To survive an environment where time is the primary threat vector, cybersecurity professionals cannot simply tell their teams to do better and work harder. Security posture must evolve from periodic assessment to continuous security validation, according to the report.
The report offers a blueprint for success: Synack customers managed to cut their Mean Time to Remediation (MTTR) for critical and high vulnerabilities nearly in half during 2025. They achieved this not by adding internal headcount, but by shifting to Continuous Penetration Testing as a Service (PTaaS). Merging AI-powered scanning tools with a vetted community of human researchers ensures that high-velocity automated alerts are instantly backed by human-verified, actionable context, allowing patching teams to execute fixes immediately.

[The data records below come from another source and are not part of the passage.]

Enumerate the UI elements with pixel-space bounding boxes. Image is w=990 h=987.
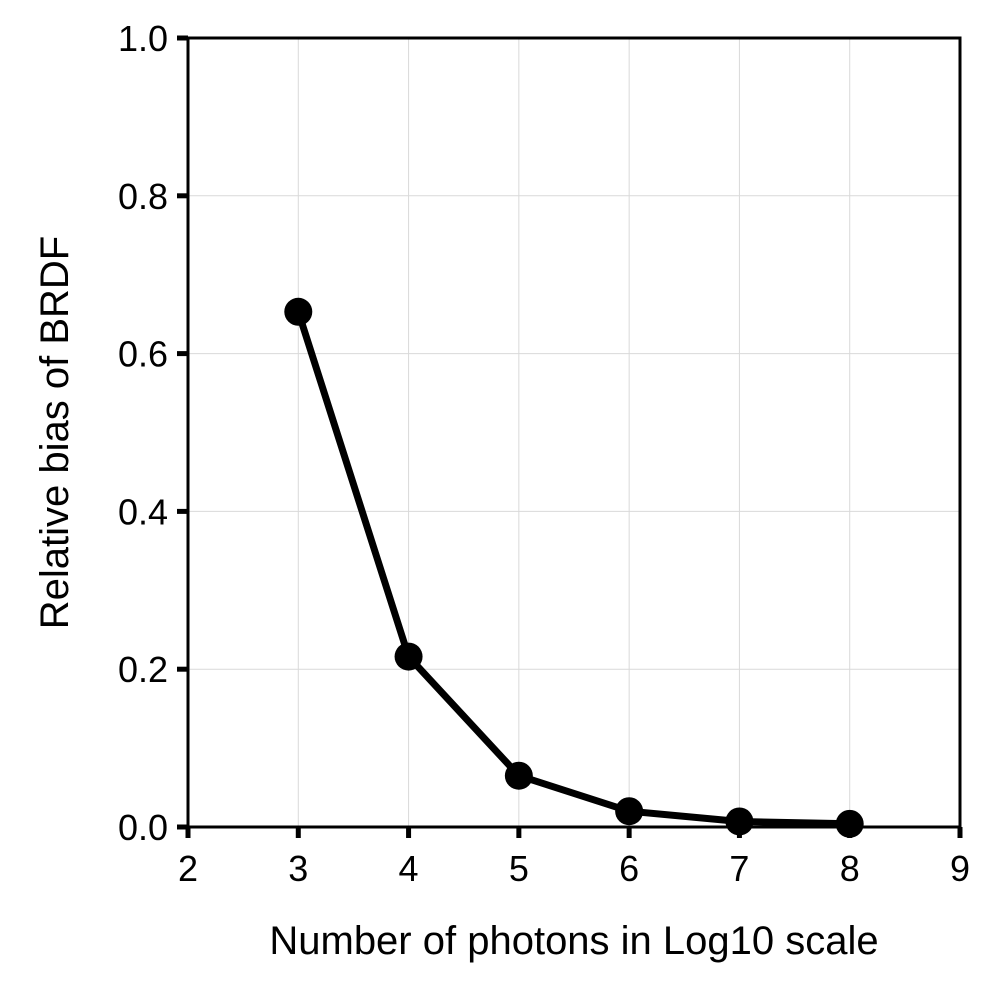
y-tick-label: 0.8 <box>118 176 168 217</box>
tick-labels: 2 3 4 5 6 7 8 9 0.0 0.2 0.4 0.6 0.8 1.0 <box>118 18 970 889</box>
series-line <box>294 310 850 828</box>
grid <box>188 38 960 827</box>
x-tick-label: 8 <box>840 848 860 889</box>
y-tick-label: 0.6 <box>118 334 168 375</box>
y-axis-title: Relative bias of BRDF <box>33 236 77 629</box>
plot-frame <box>186 36 962 829</box>
data-point <box>394 642 423 671</box>
data-point <box>504 761 533 790</box>
data-point <box>284 297 313 326</box>
y-tick-label: 1.0 <box>118 18 168 59</box>
data-point <box>725 807 754 836</box>
y-tick-label: 0.0 <box>118 807 168 848</box>
x-tick-label: 4 <box>399 848 419 889</box>
x-tick-label: 6 <box>619 848 639 889</box>
y-tick-label: 0.2 <box>118 649 168 690</box>
x-tick-label: 2 <box>178 848 198 889</box>
x-tick-label: 3 <box>288 848 308 889</box>
x-tick-label: 9 <box>950 848 970 889</box>
axis-ticks <box>177 35 963 838</box>
x-axis-title: Number of photons in Log10 scale <box>269 919 878 963</box>
x-tick-label: 7 <box>729 848 749 889</box>
data-point <box>615 797 644 826</box>
x-tick-label: 5 <box>509 848 529 889</box>
data-point <box>835 809 864 838</box>
y-tick-label: 0.4 <box>118 491 168 532</box>
data-series <box>284 297 864 838</box>
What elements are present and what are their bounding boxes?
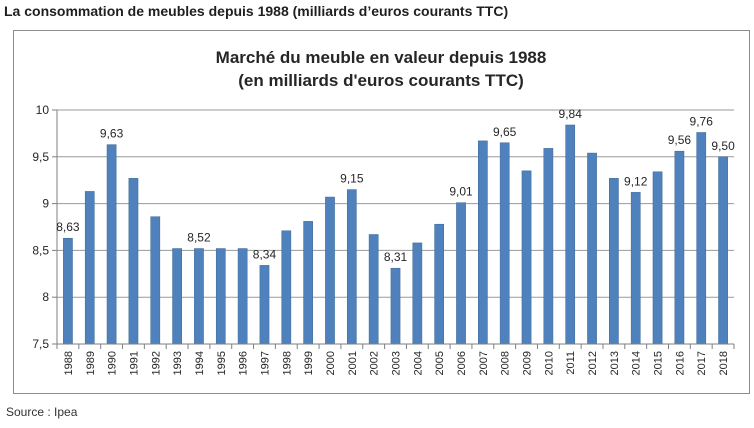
x-tick-label: 2014 bbox=[631, 351, 643, 375]
x-tick-label: 1989 bbox=[85, 351, 97, 375]
x-tick-label: 1993 bbox=[172, 351, 184, 375]
x-tick-label: 2013 bbox=[609, 351, 621, 375]
x-tick-label: 2007 bbox=[478, 351, 490, 375]
bar bbox=[172, 248, 182, 345]
x-tick-label: 2012 bbox=[587, 351, 599, 375]
source-note: Source : Ipea bbox=[6, 405, 78, 419]
bar bbox=[674, 150, 685, 345]
x-tick-label: 1992 bbox=[150, 351, 162, 375]
y-tick-label: 8,5 bbox=[32, 243, 49, 257]
bar bbox=[215, 248, 226, 345]
bar bbox=[63, 237, 73, 345]
bar bbox=[390, 267, 401, 345]
x-tick-label: 2000 bbox=[325, 351, 337, 375]
data-label: 9,63 bbox=[100, 127, 124, 141]
bar bbox=[718, 156, 728, 345]
x-tick-label: 2009 bbox=[522, 351, 534, 375]
bar bbox=[150, 216, 161, 345]
bar bbox=[587, 152, 597, 345]
x-tick-label: 2005 bbox=[434, 351, 446, 375]
data-label: 9,76 bbox=[690, 114, 714, 128]
bar bbox=[412, 242, 423, 345]
axes bbox=[56, 110, 735, 349]
bar bbox=[84, 191, 95, 345]
data-labels: 8,63 9,63 8,52 8,34 9,15 8,31 9,01 9,65 9,84 9,12… bbox=[56, 107, 735, 264]
x-tick-label: 2011 bbox=[565, 351, 577, 375]
x-tick-label: 2015 bbox=[653, 351, 665, 375]
y-tick-label: 10 bbox=[36, 103, 50, 117]
bar bbox=[609, 178, 619, 345]
bar bbox=[368, 234, 379, 345]
data-label: 9,15 bbox=[340, 172, 364, 186]
bar bbox=[259, 265, 270, 345]
bar bbox=[303, 221, 313, 345]
x-tick-label: 1991 bbox=[128, 351, 140, 375]
bar bbox=[696, 132, 707, 345]
x-tick-label: 2018 bbox=[718, 351, 730, 375]
bar bbox=[434, 223, 445, 345]
x-tick-label: 2002 bbox=[369, 351, 381, 375]
y-tick-label: 9 bbox=[42, 197, 49, 211]
x-tick-label: 1998 bbox=[281, 351, 293, 375]
x-tick-label: 1994 bbox=[194, 351, 206, 375]
bar-chart: Marché du meuble en valeur depuis 1988 (… bbox=[32, 48, 735, 375]
data-label: 8,52 bbox=[187, 231, 211, 245]
bar bbox=[499, 142, 510, 345]
x-tick-label: 2006 bbox=[456, 351, 468, 375]
x-tick-label: 1999 bbox=[303, 351, 315, 375]
data-label: 9,56 bbox=[668, 133, 692, 147]
x-tick-label: 1988 bbox=[63, 351, 75, 375]
bar bbox=[128, 178, 139, 345]
data-label: 9,12 bbox=[624, 174, 648, 188]
bar bbox=[325, 196, 335, 345]
x-tick-label: 1996 bbox=[238, 351, 250, 375]
bar bbox=[346, 189, 357, 345]
x-tick-label: 2001 bbox=[347, 351, 359, 375]
data-label: 9,65 bbox=[493, 125, 517, 139]
bar bbox=[194, 248, 204, 345]
data-label: 9,84 bbox=[559, 107, 583, 121]
y-tick-label: 8 bbox=[42, 290, 49, 304]
bar bbox=[456, 202, 466, 345]
x-tick-label: 1995 bbox=[216, 351, 228, 375]
data-label: 9,01 bbox=[449, 185, 473, 199]
x-tick-label: 2003 bbox=[391, 351, 403, 375]
x-tick-label: 2016 bbox=[674, 351, 686, 375]
bar bbox=[106, 144, 117, 345]
bar bbox=[543, 148, 554, 345]
data-label: 8,63 bbox=[56, 220, 80, 234]
bar bbox=[478, 140, 488, 345]
x-tick-label: 1997 bbox=[259, 351, 271, 375]
chart-title: Marché du meuble en valeur depuis 1988 bbox=[216, 48, 547, 67]
data-label: 8,34 bbox=[253, 247, 277, 261]
x-tick-label: 1990 bbox=[107, 351, 119, 375]
y-tick-label: 9,5 bbox=[32, 150, 49, 164]
bar bbox=[565, 124, 576, 345]
chart-subtitle: (en milliards d'euros courants TTC) bbox=[238, 71, 524, 90]
bar bbox=[521, 170, 532, 345]
y-tick-labels: 7,5 8 8,5 9 9,5 10 bbox=[32, 103, 49, 351]
data-label: 9,50 bbox=[711, 139, 735, 153]
x-tick-label: 2017 bbox=[696, 351, 708, 375]
bars bbox=[63, 124, 728, 345]
bar bbox=[630, 192, 641, 345]
x-tick-label: 2004 bbox=[412, 351, 424, 375]
x-tick-labels: 1988 1989 1990 1991 1992 1993 1994 1995 1996 1997… bbox=[63, 351, 730, 375]
bar bbox=[237, 248, 248, 345]
y-tick-label: 7,5 bbox=[32, 337, 49, 351]
bar bbox=[281, 230, 292, 345]
page-title: La consommation de meubles depuis 1988 (… bbox=[4, 3, 509, 19]
data-label: 8,31 bbox=[384, 250, 408, 264]
x-tick-label: 2010 bbox=[543, 351, 555, 375]
x-tick-label: 2008 bbox=[500, 351, 512, 375]
bar bbox=[652, 171, 663, 345]
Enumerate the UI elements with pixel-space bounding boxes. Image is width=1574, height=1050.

Trying to fix every low-severity finding on a thousand-page scan report simply isn't viable. With exploitation timelines measured in hours, defenders must prioritize based on reachability. Use autonomous validation tools to determine whether a vulnerability lies on a live, executable path to your crown jewels—such as your production AI clusters, customer PII, or internal active directory. If an attacker cannot reach it, it should not delay your defense of assets that are actively exposed.
Because attackers are increasingly logging in rather than breaking in, the human workflows surrounding access require strict enforcement. Move toward Forensic Identity Verification for high-risk actions like help desk account recovery, API token creation, and remote developer onboarding. Ensure that the identities assigned to your autonomous AI agents are managed with the same strict Zero Trust rigor applied to human executives.
Treat your internal LLM infrastructure like critical infrastructure. Isolate your model data pipelines from general corporate networks and enforce runtime behavioral monitoring. If an authorized AI agent suddenly begins querying network subnets or requesting access to disconnected legacy databases, your architecture must be capable of dynamically revoking its permissions in milliseconds.